Il primo incontro tra Conte e Majorino è in contemporanea col maxi-evento unitario del centrodestra a sostegno di Fontana. Segno di una sfida tutta in salita. In Lombardia un’intesa sul programma si è trovata, anche se Conte vive il rapporto col Pd con una certa freddezza: “Difficile dire se l’accordo sia replicabile su scala nazionale dato che con il Pd, che rappresenta tante cose, per esperienza bisogna essere molto cauti: vediamo cosa uscirà dal congresso”. Il tema si incrocia ancora col Lazio e il leader M5S esclude anche che il dialogo con D’amato possa riprendere dopo una sua eventuale vittoria: “Mi faccia capire: il Pd con grande arroganza non ha voluto accettare di condividere con noi il programma prima, ha cercato di imporci un candidato suggerito da Calenda, e noi dopo dovremmo sederci al tavolo? Non funziona così la politica”.
Porte chiuse, allora. E anche in Lombardia, dove pure c’è una coalizione larga, bisogna prima di tutto pensare a sé stessi. Per la lista del Movimento sarebbe un buon risultato replicare l’8 per cento delle politiche. Conte parte all’alba da Vigevano, 40 minuti di treno da Milano, per fare il viaggio dei pendolari. “È una delle tratte più disastrate della Lombardia”, lo accoglie il candidato 5 Stelle, Ivan Fassoli.
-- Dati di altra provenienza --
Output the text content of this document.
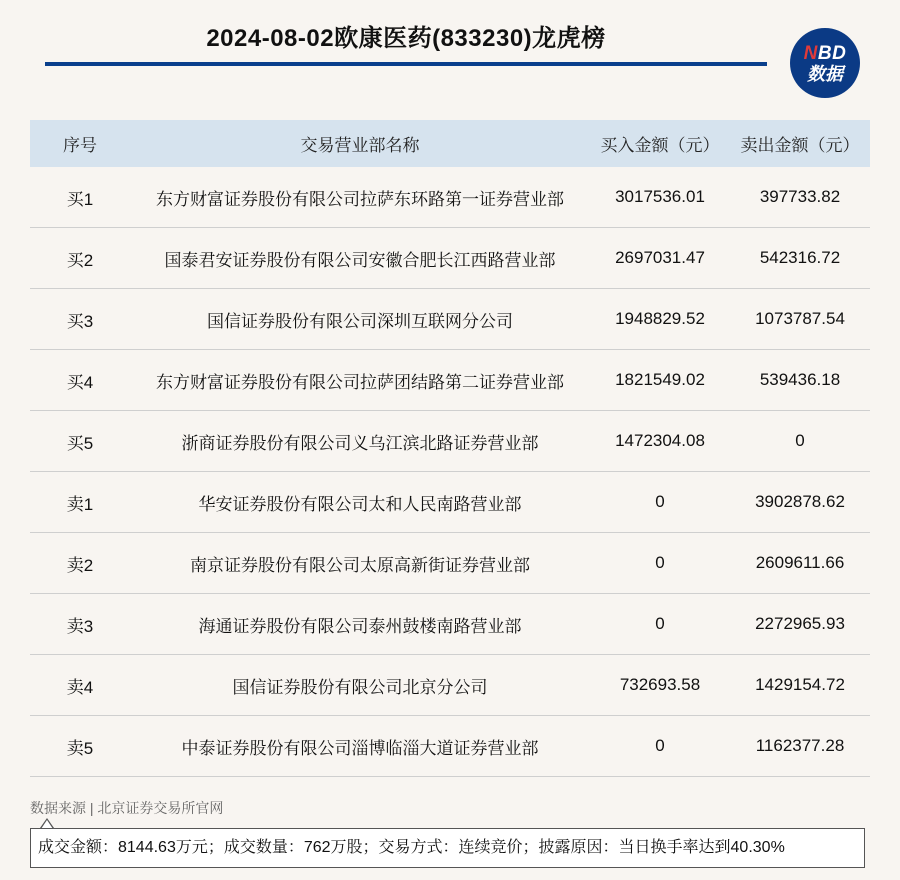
2024-08-02欧康医药(833230)龙虎榜
NBD
数据
序号	交易营业部名称	买入金额（元）	卖出金额（元）
买1	东方财富证券股份有限公司拉萨东环路第一证券营业部	3017536.01	397733.82
买2	国泰君安证券股份有限公司安徽合肥长江西路营业部	2697031.47	542316.72
买3	国信证券股份有限公司深圳互联网分公司	1948829.52	1073787.54
买4	东方财富证券股份有限公司拉萨团结路第二证券营业部	1821549.02	539436.18
买5	浙商证券股份有限公司义乌江滨北路证券营业部	1472304.08	0
卖1	华安证券股份有限公司太和人民南路营业部	0	3902878.62
卖2	南京证券股份有限公司太原高新街证券营业部	0	2609611.66
卖3	海通证券股份有限公司泰州鼓楼南路营业部	0	2272965.93
卖4	国信证券股份有限公司北京分公司	732693.58	1429154.72
卖5	中泰证券股份有限公司淄博临淄大道证券营业部	0	1162377.28
数据来源 | 北京证券交易所官网
成交金额：8144.63万元；成交数量：762万股；交易方式：连续竞价；披露原因：当日换手率达到40.30%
L’ex premier passa tra i vagoni e tutti raccontano più o meno la stessa storia: ritardi, cancellazioni, sporcizia. Per una volta il regionale è puntuale, ma è un terno al lotto: quello successivo si ferma per 20 minuti in mezzo alla campagna, facendo infuriare i passeggeri. All’arrivo a Milano, Conte passeggia tra i banchi del mercato di via Papiniano, poi partecipa a un dibattito sul Superbonus con Peter Gomez: “Quando era all’opposizione, Meloni sosteneva le imprese edili, un attimo dopo essere andata al governo ha detto che il Superbonus era una misura che creava un buco, affermazioni infondate”. Il filo conduttore è il racconto di una Lombardia a due velocità. Perciò, dopo pranzo, in agenda c’è una visita alle case popolari, insieme tra gli altri al capogruppo Nicola Di Marco: “A Milano è in corso una emergenza abitativa. Molti di questi condomini sono in condizioni fatiscenti, sono discariche a cielo aperto, sono anche luoghi di spaccio”. Poi l’ex premier incontra Majorino. È la prima foto insieme dopo parecchie settimane di campagna elettorale. Non molto, ma vista l’aria che tira tra 5 Stelle e Pd, c’è da accontentarsi.